Çoğu balık sudan oksijeni emmek için solungaçları kullanır. Killi Fish ve Akciğerli balıklar gibi birçok balığın sudan nefes almasına izin veren adaptasyonları vardır.
Örneğin, Mangrove rivulus, tuz seviyelerini korumak için solungaçlardan bazı roller üstlenen özel bir cilde sahiptir. Yakın zamanda yapılan bir araştırmaya göre, Mummichog adı verilen bir tür killi balığı geziniyor, zıplıyor ve vücudunu suya doğru yönlendiriyor.
Sudan nefes alan özel balık derisi, cildin yüzeyinde bulunan ve daha fazla oksijenin kana emilmesini sağlayan kan damarlarına da sahiptir.
Balıklar, avcılardan kaçmak, yiyecek aramak veya düşük oksijenli ortamlar gibi çeşitli nedenlerle suyu terk edebilir.
Suyun Dışında Gezinen Yayın Balığı
Güney Florida'yı işgal eden Güneydoğu Asya'ya özgü bir balık olan yürüyen yayın balığı, solungaçlarına ve havadan oksijeni emmesine yardımcı olan ekstra bir organa sahiptir.
Florida Doğa Tarihi Müzesi'nden bir ihtiyolog olan George Burgess, "Büyük bir fırtınadan sonra, bu yayın balığını yolda yürürken görmek nadir değildir" diyor.
Yayın balığı vücudunu hareket ettirmek için ileri geri büker ve dikenli göğüs yüzgeci ek bir avantaj sağlar.
Yılan balıkları
GerardM (wikimedia) |
Yılan balıkları akıntıya karşı ilerlerken barajların ve diğer engellerin üzerinden tırmanarak derilerinden oksijen solumaktadır.
Burgess, Yılan balıkları suyun dışında karada ''bir yerden bir yere dönerler" ve bu hareketler rastgele görünse de "ne yaptıklarını biliyorlar" diyor.
Akciğerli balıklar
Bununla birlikte, su dışında yaşayan diğer tüm balıkları yenen tür, Batı Afrika ve Güney Amerika'dan gelen akciğerli balıklardır. Akciğerli balıkların solungaçları ve ilkel bir akciğerleri vardır.
"Akciğeriniz" değiştirilmiş bir yüzücü mesanedir. Akciğer çoğu balıkta yüzmede kullanılır, ancak Akciğerli balıkta oksijeni emer ve atıkları uzaklaştırır.

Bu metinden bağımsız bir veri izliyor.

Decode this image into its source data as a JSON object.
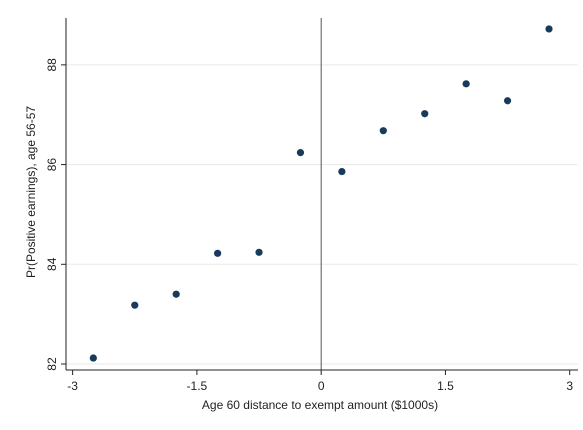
{
  "chart_data": {
    "type": "scatter",
    "x_label": "Age 60 distance to exempt amount ($1000s)",
    "y_label": "Pr(Positive earnings), age 56-57",
    "x": [
      -2.75,
      -2.25,
      -1.75,
      -1.25,
      -0.75,
      -0.25,
      0.25,
      0.75,
      1.25,
      1.75,
      2.25,
      2.75
    ],
    "values": [
      82.12,
      83.18,
      83.4,
      84.22,
      84.24,
      86.24,
      85.86,
      86.68,
      87.02,
      87.62,
      87.28,
      88.72
    ],
    "color": "#1a3a5c",
    "xlim": [
      -3.08,
      3.1
    ],
    "xticks": [
      -3,
      -1.5,
      0,
      1.5,
      3
    ],
    "ylim": [
      81.88,
      88.94
    ],
    "yticks": [
      82,
      84,
      86,
      88
    ],
    "vline": 0,
    "grid": true
  }
}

Kurak dönemlerde, Akciğerli balıklar kendilerini bir mukus kozasına sararlar, kendilerini çamura gömerler ve bazen yıllarca uykuya dalarlar.

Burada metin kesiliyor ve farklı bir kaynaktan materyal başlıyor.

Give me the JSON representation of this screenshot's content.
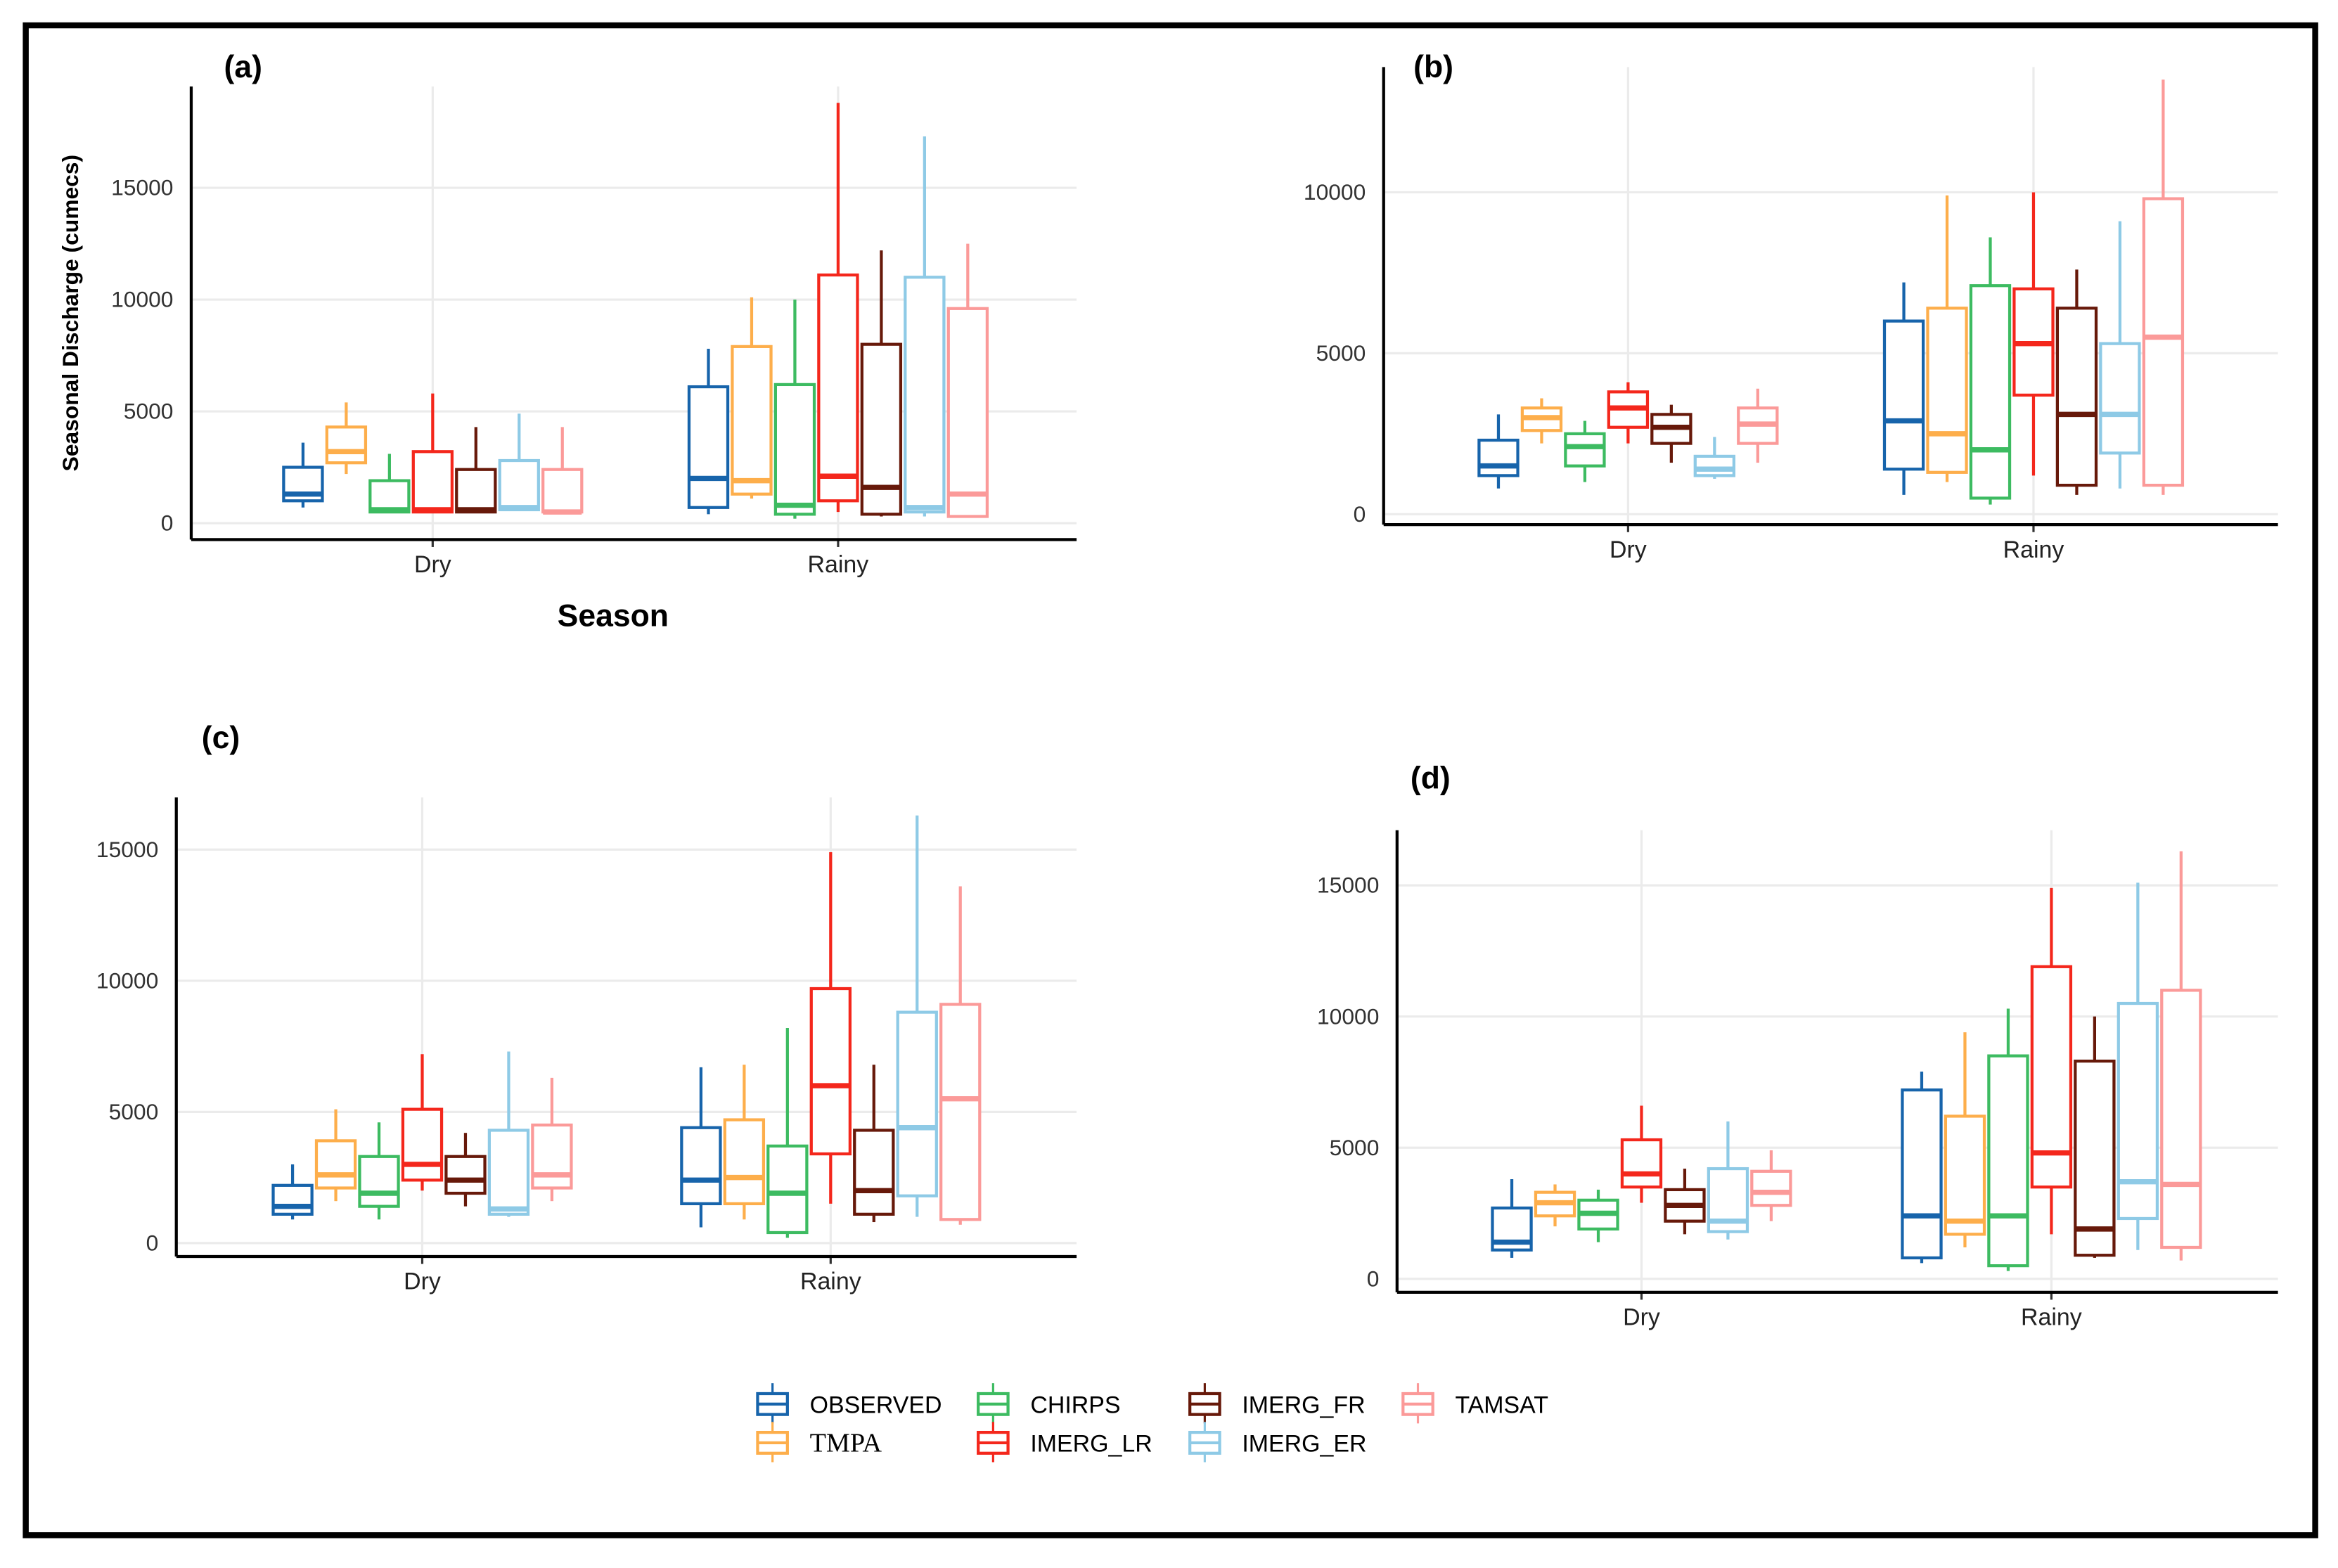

Bu süre zarfında solungaçlardan ziyade yüzme mesanelerinden (akciğerlerinden) hava solurlar ve metabolik hızlarını önemli ölçüde azaltırlar. Bu balıklar su altında tutulsa bile boğulurlar.
Yağmurlar geri döndüğünde, balıklar da tekrar karadan çıkar.
Dipnoiklerin (Akciğerleri balıkların) tetrapodların yaşayan en yakın akrabaları olduğuna ve onlarla bir takım önemli özellikleri paylaştığına inanılmaktadır. Bu özellikler arasında diş minesi, pulmoner kan akışının vücut kan akışından ayrılması, kafatası kemiklerinin yerleşimi ve tetrapodların dört bacağı ile aynı pozisyon ve yapıya sahip benzer büyüklükte dört uzuv bulunması sayılabilir.